The auxiliary array max_reach requires O(n) extra memory.

Test Cases

from typing import List

class Solution:
    def minTaps(self, n: int, ranges: List[int]) -> int:
        max_reach = [0] * (n + 1)

        for i in range(n + 1):
            left = max(0, i - ranges[i])
            right = min(n, i + ranges[i])

            max_reach[left] = max(max_reach[left], right)

        taps_used = 0
        current_end = 0
        farthest = 0

        for i in range(n + 1):
            if i > farthest:
                return -1

            farthest = max(farthest, max_reach[i])

            if i == current_end:
                if current_end != n:
                    taps_used += 1
                    current_end = farthest

                    if current_end >= n:
                        return taps_used

        return 0 if n == 0 else -1

sol = Solution()

assert sol.minTaps(5, [3,4,1,1,0,0]) == 1  # single tap covers everything
assert sol.minTaps(3, [0,0,0,0]) == -1  # impossible coverage
assert sol.minTaps(7, [1,2,1,0,2,1,0,1]) == 3  # multiple taps required
assert sol.minTaps(8, [4,0,0,0,0,0,0,0,4]) == 2  # coverage from both ends
assert sol.minTaps(1, [1,1]) == 1  # tiny garden
assert sol.minTaps(1, [0,0]) == -1  # no coverage possible
assert sol.minTaps(5, [5,0,0,0,0,0]) == 1  # first tap covers entire garden
assert sol.minTaps(5, [0,0,0,0,0,5]) == -1  # left side uncovered
assert sol.minTaps(9, [0,5,0,3,3,3,1,4,0,4]) == 2  # overlapping intervals
assert sol.minTaps(2, [0,2,0]) == 1  # middle tap covers everything
Test Why
n=5, [3,4,1,1,0,0] Validates optimal single tap coverage
n=3, [0,0,0,0] Validates impossible coverage detection
n=7, [1,2,1,0,2,1,0,1] Tests multiple interval chaining
n=8, [4,0,0,0,0,0,0,0,4] Tests combining large intervals
n=1, [1,1] Smallest successful garden
n=1, [0,0] Smallest impossible garden
n=5, [5,0,0,0,0,0] One interval covers entire garden
n=5, [0,0,0,0,0,5] Coverage fails near start
n=9, [0,5,0,3,3,3,1,4,0,4] Complex overlapping intervals
n=2, [0,2,0] Middle tap dominates all others

Edge Cases

One important edge case occurs when no tap can cover the beginning of the garden. For example:

n = 5
ranges = [0,0,0,0,0,5]

Even though the final tap covers far to the left, it only reaches position 0 if its interval actually extends there. If there is any uncovered gap at the start, the algorithm detects it because the current index eventually becomes larger than farthest.

Another critical case is when a single tap covers the entire garden. For example:

n = 5
ranges = [5,0,0,0,0,0]

The algorithm handles this naturally because the very first interval extends coverage directly to n, allowing an immediate return after one tap.

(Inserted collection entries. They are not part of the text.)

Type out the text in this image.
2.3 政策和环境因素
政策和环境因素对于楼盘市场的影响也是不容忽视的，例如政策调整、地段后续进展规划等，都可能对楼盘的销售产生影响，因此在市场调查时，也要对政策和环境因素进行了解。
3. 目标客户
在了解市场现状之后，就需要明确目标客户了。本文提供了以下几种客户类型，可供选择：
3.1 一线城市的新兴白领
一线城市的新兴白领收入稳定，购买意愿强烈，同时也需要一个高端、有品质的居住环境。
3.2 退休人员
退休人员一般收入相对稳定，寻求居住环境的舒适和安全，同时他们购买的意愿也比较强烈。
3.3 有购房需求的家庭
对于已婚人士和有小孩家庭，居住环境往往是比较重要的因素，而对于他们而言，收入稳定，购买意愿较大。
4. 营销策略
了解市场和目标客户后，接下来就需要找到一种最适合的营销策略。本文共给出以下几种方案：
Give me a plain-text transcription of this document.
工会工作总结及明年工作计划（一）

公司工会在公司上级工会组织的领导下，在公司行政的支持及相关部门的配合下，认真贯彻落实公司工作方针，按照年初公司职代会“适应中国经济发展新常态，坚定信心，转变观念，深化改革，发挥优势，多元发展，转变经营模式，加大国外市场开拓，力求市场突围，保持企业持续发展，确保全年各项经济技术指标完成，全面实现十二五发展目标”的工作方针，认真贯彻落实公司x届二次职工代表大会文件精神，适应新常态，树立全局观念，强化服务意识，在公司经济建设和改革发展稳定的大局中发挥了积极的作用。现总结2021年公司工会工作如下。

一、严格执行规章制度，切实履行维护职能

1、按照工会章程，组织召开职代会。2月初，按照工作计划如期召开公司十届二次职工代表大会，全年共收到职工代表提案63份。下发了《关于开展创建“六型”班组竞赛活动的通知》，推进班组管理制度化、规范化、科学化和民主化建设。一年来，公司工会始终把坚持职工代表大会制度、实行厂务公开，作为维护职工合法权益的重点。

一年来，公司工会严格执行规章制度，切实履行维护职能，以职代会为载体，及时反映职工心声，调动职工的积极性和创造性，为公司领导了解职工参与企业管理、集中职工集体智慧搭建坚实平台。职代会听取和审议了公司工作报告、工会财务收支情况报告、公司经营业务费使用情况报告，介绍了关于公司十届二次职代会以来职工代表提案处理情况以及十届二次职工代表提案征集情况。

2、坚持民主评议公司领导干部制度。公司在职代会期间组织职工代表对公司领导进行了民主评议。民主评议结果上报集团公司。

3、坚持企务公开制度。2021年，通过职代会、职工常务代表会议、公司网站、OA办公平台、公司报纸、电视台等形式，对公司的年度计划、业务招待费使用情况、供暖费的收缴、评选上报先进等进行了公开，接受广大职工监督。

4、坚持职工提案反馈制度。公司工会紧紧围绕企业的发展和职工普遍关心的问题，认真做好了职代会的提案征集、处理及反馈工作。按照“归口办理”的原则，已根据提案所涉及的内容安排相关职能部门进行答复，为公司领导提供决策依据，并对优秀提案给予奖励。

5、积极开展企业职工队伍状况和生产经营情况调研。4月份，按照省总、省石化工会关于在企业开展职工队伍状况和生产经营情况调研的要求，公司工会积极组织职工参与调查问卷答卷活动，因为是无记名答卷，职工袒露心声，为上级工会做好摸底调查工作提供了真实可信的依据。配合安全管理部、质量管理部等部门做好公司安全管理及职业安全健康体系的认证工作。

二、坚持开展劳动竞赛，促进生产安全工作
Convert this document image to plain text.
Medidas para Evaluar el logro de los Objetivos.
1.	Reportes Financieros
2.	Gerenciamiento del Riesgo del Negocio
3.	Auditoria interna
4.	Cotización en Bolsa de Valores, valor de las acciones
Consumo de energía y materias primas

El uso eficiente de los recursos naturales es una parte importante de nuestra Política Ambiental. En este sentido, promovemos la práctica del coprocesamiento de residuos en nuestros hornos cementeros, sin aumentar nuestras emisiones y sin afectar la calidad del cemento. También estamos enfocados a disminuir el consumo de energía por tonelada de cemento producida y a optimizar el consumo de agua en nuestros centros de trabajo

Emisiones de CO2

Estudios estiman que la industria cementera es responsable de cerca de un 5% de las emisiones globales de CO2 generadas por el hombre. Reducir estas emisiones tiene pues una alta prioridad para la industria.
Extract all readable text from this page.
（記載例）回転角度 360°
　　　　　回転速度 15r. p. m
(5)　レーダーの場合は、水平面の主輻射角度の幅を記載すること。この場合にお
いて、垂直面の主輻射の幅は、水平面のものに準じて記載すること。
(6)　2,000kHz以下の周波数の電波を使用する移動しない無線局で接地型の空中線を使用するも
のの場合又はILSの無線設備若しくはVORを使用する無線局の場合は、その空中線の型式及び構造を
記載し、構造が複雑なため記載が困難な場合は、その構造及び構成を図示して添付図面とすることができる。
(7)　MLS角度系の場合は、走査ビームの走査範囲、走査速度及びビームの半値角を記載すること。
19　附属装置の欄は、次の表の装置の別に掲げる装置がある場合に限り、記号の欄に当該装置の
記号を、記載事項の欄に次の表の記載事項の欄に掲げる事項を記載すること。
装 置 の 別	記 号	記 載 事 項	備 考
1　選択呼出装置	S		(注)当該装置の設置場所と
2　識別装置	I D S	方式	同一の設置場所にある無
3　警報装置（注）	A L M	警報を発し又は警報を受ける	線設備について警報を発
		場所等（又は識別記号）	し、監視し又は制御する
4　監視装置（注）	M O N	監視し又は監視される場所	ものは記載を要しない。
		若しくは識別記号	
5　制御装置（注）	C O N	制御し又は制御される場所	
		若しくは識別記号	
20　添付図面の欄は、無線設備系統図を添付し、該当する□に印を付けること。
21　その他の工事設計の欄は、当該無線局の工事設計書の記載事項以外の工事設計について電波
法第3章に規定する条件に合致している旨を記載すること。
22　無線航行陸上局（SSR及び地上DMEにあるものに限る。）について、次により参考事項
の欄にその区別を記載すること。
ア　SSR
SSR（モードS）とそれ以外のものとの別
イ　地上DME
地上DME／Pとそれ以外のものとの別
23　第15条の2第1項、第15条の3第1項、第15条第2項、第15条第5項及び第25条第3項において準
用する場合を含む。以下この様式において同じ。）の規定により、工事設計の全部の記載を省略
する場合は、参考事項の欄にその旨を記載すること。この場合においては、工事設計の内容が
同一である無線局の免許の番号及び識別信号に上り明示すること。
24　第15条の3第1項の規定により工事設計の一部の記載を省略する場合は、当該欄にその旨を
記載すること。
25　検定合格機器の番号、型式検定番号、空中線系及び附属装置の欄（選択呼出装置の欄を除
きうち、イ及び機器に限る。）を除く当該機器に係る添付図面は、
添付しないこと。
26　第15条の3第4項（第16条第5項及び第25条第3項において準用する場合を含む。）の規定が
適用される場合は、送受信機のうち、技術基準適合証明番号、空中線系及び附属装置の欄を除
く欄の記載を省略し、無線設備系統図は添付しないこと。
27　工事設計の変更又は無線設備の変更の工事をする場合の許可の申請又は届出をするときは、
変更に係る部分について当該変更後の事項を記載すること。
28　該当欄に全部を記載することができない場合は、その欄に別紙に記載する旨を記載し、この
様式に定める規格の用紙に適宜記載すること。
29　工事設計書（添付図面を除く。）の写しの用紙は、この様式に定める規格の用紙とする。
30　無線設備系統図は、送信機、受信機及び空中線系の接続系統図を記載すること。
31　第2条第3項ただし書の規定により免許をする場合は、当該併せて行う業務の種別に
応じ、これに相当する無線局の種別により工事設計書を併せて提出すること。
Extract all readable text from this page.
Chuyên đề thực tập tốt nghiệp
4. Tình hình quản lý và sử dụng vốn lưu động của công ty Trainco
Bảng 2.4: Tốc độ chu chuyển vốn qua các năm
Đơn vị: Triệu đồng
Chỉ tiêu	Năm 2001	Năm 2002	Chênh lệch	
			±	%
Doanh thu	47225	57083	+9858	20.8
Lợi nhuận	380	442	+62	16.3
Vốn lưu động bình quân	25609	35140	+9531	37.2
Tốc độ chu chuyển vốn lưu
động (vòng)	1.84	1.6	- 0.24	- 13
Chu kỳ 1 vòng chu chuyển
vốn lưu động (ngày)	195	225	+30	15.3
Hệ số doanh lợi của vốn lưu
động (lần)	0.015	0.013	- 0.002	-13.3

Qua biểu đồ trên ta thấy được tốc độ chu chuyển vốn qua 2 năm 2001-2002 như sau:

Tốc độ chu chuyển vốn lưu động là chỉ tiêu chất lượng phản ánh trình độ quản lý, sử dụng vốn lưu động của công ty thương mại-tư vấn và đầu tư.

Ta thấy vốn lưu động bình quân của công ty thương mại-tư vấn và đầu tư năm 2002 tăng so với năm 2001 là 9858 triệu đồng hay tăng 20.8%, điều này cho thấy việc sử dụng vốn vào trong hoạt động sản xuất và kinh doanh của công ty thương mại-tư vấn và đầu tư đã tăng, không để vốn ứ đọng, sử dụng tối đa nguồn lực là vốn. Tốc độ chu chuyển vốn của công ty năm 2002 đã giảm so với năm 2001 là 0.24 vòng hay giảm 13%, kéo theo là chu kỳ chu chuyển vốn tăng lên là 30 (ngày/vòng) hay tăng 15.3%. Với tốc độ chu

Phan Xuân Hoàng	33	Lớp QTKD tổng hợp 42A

A third important case involves disconnected intervals. Suppose intervals cover [0,2] and [4,5] but nothing covers position 3. A naive implementation might incorrectly count intervals without checking continuity. This solution explicitly verifies:

i > farthest

which guarantees there are no gaps in coverage.

Finally, heavily overlapping intervals can sometimes confuse greedy implementations that choose intervals too early. This algorithm avoids that issue by delaying tap activation until the current coverage boundary is exhausted, ensuring the farthest possible extension is always selected.